Benchmarking: A client asks how their AI governance framework compares to industry leaders. Previously, an analyst would research 5-10 companies, extract governance practices, and create a comparison matrix (1 week). With AI, the senior partner directs a scan of 50 companies, identifies the top 10 relevant frameworks, and synthesizes the comparison in 4 hours. The breadth is 5x greater. The strategic insight is deeper because the partner is doing the pattern recognition, not reviewing someone else's interpretation.
Deliverable iteration: A client wants to see 3 alternative strategic options instead of a single recommendation. Previously, this would require the team to draft 3 separate strategy narratives, build supporting analysis for each, and create 3 sets of slides (2-3 weeks of additional work). With AI, the senior partner outlines the 3 options, directs AI to draft the narrative arcs, generates supporting exhibits, and spends the time refining the strategic logic rather than formatting slides.
The common thread: AI handles the parallel work that used to require multiple people. The senior practitioner does the synthesis, judgment, and strategic design that only expertise enables.
Implications for consulting
The 5x multiplier has profound implications for consulting economics:
Traditional model: A consulting engagement bills $500K, staffs 1 partner (10% of hours) + 1 manager (30% of hours) + 3 analysts (60% of hours) for 12 weeks. The client pays for 1,200 junior hours to get 120 senior hours of strategic thinking.
AI-augmented model: A consulting engagement bills $300K, staffs 1 senior partner with AI infrastructure for 6 weeks. The client pays for 240 senior hours of strategic thinking augmented by AI-generated research, analysis, and drafting equivalent to 1,200 junior hours.
The client gets:
- 2x more senior judgment (240 hours vs 120 hours)

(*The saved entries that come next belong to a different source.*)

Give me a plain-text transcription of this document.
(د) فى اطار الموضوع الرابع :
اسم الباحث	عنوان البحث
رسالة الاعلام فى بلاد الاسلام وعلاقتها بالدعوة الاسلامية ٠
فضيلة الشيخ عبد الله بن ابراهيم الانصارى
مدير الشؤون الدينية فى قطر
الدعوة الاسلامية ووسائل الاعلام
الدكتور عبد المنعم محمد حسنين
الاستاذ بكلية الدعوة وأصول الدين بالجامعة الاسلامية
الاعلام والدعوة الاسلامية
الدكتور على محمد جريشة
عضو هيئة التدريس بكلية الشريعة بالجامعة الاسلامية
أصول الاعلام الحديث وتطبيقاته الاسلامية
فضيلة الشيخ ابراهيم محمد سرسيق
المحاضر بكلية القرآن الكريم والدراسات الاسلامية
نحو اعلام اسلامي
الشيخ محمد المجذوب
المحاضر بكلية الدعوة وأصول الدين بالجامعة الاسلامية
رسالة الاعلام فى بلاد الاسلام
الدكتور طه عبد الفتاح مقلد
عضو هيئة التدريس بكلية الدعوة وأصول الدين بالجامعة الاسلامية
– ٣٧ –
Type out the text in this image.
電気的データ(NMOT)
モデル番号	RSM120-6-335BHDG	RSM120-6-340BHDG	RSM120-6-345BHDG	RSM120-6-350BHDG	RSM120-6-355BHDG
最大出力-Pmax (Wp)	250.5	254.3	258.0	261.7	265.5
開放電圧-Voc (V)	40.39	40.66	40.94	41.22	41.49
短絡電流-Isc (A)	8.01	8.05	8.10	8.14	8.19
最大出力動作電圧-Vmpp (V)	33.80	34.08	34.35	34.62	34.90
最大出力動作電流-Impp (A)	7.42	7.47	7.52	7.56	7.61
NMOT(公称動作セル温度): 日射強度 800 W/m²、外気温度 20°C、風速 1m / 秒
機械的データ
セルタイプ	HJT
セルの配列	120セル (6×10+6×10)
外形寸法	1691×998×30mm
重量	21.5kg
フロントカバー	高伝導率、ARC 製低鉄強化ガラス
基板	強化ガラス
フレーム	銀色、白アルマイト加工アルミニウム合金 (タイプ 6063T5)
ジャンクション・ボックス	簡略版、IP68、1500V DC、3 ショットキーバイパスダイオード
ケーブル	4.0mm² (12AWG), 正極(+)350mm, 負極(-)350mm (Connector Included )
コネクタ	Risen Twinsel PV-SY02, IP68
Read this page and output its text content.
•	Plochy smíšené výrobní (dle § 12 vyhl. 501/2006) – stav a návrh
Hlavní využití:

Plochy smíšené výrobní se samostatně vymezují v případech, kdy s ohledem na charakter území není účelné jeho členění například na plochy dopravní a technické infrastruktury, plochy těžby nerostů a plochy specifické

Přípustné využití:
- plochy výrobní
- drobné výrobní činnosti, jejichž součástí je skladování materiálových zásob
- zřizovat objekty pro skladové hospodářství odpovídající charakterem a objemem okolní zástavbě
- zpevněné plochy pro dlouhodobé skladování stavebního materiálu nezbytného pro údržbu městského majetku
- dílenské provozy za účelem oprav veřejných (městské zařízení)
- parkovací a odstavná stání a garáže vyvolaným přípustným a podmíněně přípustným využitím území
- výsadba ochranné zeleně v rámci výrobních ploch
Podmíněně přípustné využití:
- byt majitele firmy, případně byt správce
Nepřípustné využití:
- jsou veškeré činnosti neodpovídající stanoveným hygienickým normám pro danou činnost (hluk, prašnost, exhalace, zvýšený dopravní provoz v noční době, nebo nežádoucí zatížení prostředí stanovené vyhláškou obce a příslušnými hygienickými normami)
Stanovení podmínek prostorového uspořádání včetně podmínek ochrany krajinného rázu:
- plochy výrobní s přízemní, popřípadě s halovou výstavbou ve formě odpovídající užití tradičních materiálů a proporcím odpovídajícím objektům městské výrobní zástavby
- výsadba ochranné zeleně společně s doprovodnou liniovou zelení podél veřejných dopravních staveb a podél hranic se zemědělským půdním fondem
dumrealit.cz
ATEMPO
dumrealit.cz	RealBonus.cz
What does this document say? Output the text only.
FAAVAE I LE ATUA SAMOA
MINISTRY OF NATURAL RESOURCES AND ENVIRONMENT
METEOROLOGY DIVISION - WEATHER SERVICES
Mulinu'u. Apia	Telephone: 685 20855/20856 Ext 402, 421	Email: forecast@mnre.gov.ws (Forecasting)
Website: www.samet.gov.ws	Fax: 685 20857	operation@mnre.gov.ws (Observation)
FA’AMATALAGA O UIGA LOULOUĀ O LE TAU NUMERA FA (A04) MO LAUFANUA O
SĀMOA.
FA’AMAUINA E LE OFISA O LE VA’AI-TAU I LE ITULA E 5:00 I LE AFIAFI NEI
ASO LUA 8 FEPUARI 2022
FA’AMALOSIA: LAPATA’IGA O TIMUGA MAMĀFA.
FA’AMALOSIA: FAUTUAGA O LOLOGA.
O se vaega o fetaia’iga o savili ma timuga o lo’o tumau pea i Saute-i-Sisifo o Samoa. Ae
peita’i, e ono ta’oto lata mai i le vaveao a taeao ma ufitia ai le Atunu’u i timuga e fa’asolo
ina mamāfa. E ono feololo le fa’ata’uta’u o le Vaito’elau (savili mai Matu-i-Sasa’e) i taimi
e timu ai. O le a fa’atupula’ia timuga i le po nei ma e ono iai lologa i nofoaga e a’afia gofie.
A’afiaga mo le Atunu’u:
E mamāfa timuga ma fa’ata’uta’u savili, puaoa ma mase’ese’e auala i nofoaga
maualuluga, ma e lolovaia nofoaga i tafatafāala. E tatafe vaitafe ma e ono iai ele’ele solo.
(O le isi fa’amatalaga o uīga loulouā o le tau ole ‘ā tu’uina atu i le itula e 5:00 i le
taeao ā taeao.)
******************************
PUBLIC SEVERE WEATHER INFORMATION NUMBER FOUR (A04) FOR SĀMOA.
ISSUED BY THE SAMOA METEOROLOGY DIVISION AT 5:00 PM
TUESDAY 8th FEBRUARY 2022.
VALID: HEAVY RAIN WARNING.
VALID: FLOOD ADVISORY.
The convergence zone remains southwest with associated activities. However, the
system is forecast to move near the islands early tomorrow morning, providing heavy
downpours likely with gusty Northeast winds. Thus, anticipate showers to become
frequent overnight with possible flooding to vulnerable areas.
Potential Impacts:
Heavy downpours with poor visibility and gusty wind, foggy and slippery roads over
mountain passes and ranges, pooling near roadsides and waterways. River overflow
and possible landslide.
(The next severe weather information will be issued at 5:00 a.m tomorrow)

- Faster delivery (6 weeks vs 12 weeks)
- Lower cost ($300K vs $500K)
- No handoff failures (1 person vs 5-person team)
The senior partner gets:
- Higher hourly realization ($1,250/hr vs $1,100/hr blended)
- Direct impact (their expertise applied to the problem, not filtered through juniors)
- Reputation alignment (if the project succeeds, they get credit; if it fails, they are accountable)
The firm no longer needs to hire, train, and manage 10 junior analysts per partner. The economic model shifts from leverage through people to leverage through AI.
The bottom line
AI productivity gains are real. But they are not uniform.
A junior consultant using AI gets 43% better at mechanical tasks. A senior partner using AI can produce analytical output equivalent to a team of five.
The difference is not 43%. It is 5x.
The consulting industry will use AI. The question is whether firms will use AI to augment juniors and preserve the pyramid — or whether they will use AI to amplify seniors and eliminate the need for leverage altogether.
At Pertama Partners, we made a choice: AI paired with senior domain expertise. The person doing the work has 10+ years of operating experience. The AI provides the scale that junior analysts used to provide.
The result is faster delivery, better outcomes, and no bait-and-switch.